NERSCPowering Scientific Discovery Since 1974

OpenMP Tasking Example: LU

Task Dependencies with LU Decomposition

Starting with the serial version of LU, shown below, we can see that there is a division with each diagonal element on every element in the rest of the row, and then the changes in this column are then propagated to each row after.

for(int i=0; i<size; i++) {
for(int j=i+1; j<size; j++) {
A[j*size+i] /= A[i*size+i];
for(int k=i+1; k<size; k++) {
A[j*size+k] -= A[j*size+i] * A[i*size+k];
}
}
}

This can be broken into 4 functions and applied to a blocked version of the matrix. The first is the same as the original algorithm above, and it's applied to the diagonal blocks. Then the changes from the diagonal block are propegated to the blocks in the same column and the blocks in the same row. A fourth function propegates these changes to the rest of the remaining matrix, and then this is repeated on that remaining inner matrix. Breaking the matrix into blocks not only enables parallelism, but also improves cache usage.

for(int i=0; i<num_blocks; i++) {
diag_func( block_list[i][i] );
for(int j=i+1; j<num_blocks; j++) {
row_func( block_list[i][j], block_list[i][i] );
}
for(int j=i+1; j<num_blocks; j++) {
col_func( block_list[j][i], block_list[i][i] );
for(int k=i+1; k<num_blocks; k++) {
inner_func( block_list[j][k], block_list[i][k],
block_list[j][i] );
}
}
}

This can be parallelized with a parallel for loop, but requires some additional changes beyond adding a pragma.

#pragma omp parallel
{
for(int i=0; i<num_blocks; i++) {
#pragma omp single
diag_func( block_list[i][i] );
#pragma omp for
for(int j=i+1; j<num_blocks; j++) {
row_func( block_list[i][j], block_list[i][i] );
}
#pragma omp for

for(int j=i+1; j<num_blocks; j++) {
col_func( block_list[j][i], block_list[i][i] );
for(int k=i+1; k<num_blocks; k++) {
inner_func( block_list[j][k], block_list[i][k],
block_list[j][i] );
}
}
}
}

The outer loop cannot be parallelized because each operation on a block depends on the output from the previous iteration. The single is needed because only one function needs to execute the diag call, and the implicit barrier at the end of the single keeps the rest of the threads from moving to the next loop. Once the diag call is done, the remainder of the row is split up and processed. The next loop splits up the remainer of the matrix below the diagonal block. Once this is done and the next iteration of the outer loop starts, the matrix gets one block smaller and repeats.

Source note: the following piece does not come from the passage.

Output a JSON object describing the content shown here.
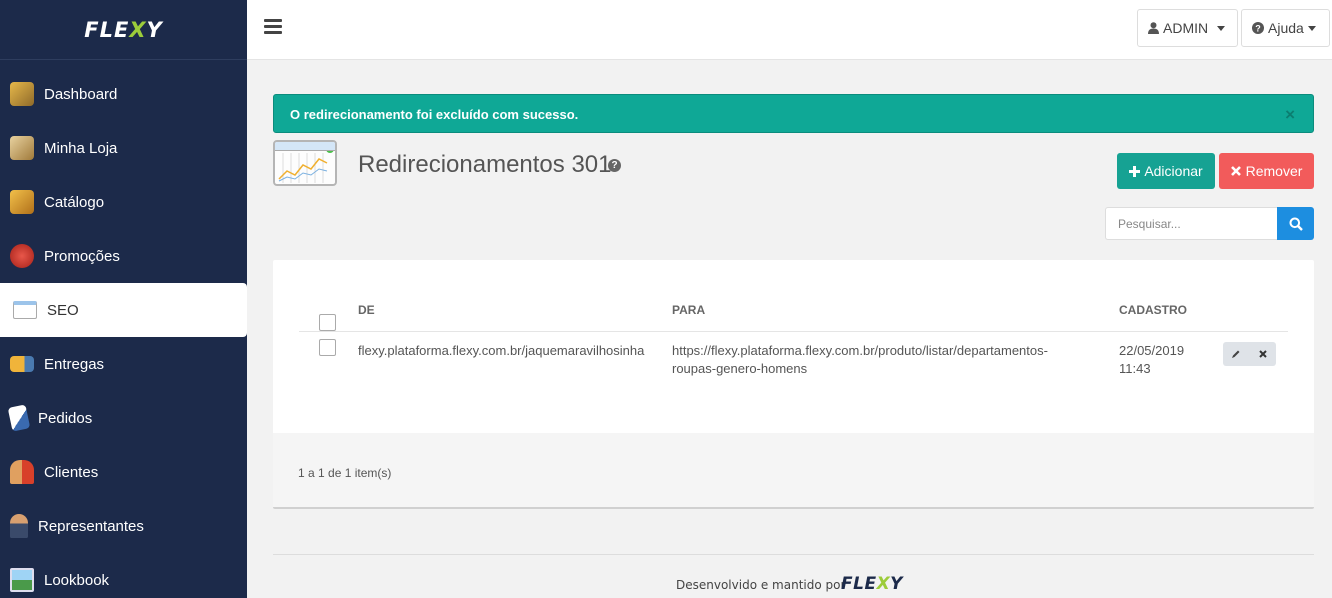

The OpenMP task version without dependencies looks very similar

#pragma omp parallel
{
#pragma omp single
{
for( int i=0; i<num_blocks; i++ ) {

diag_func( block_list[i][i] );
for( int j=i+1; j<num_blocks; j++ ) {
#pragma omp task
row_func( block_list[i][j], block_list[i][i] );
#pragma omp task
col_func( block_list[j][i], block_list[i][i] );

}
#pragma omp taskwait

for( int j=i+1; j<num_blocks; j++ ) {
for( int k=i+1; k<num_blocks; k++ ) {
#pragma omp task
inner_func( block_list[j][k], block_list[i][k],
block_list[j][i] );
}
}
#pragma omp taskwait

}
}}

This version breaks up the computation in the inner loop from the whole rows of blocks into a task per block, instead of a column block followed by an entire row of inner calls. As a result the columns need to be handled before the inner loop, and since they are independent of the row calls, they can be executed in parallel. Like the parallel for version, this one synchronizes after each call to diag, after the row/col loop, and then again at the end of each iteration.

By using task dependencies, these portions of the code where most of the threads are waiting at a taskwait or barrier can be removed, making enough tasks available to be able to saturate the machine.

#pragma omp parallel
{
#pragma omp single
{
for(int i=0; i<num_blocks; i++) {
#pragma omp task depend( inout: block_list[i][i] )

diag_func( block_list[i][i] );
for(int j=i+1; j<numBlocks; j++) {
#pragma omp task depend( in: block_list[i][i]) \
depend(inout: block_list[i][j])
row_func(block_list[i][j], block_list[i][i] );
}
for(int j=i+1; j<num_blocks; j++) {

#pragma omp task depend( in: block_list[i][i]) \
depend(inout: block_list[j][i])
col_func( block_list[j][i], block_list[i][i] );

for(int k=i+1; k<num_blocks; k++) {
#pragma omp task depend( in: block_list[i][k], block_list[j][i] ) \
depend(inout: block_list[j][k])
inner_func( block_list[j][k], block_list[i][k],
block_list[j][i] );
}
}
}
}}

This version of LU with task dependencies has no taskwait or barrier in it, instead each task waits only on the specified dependencies.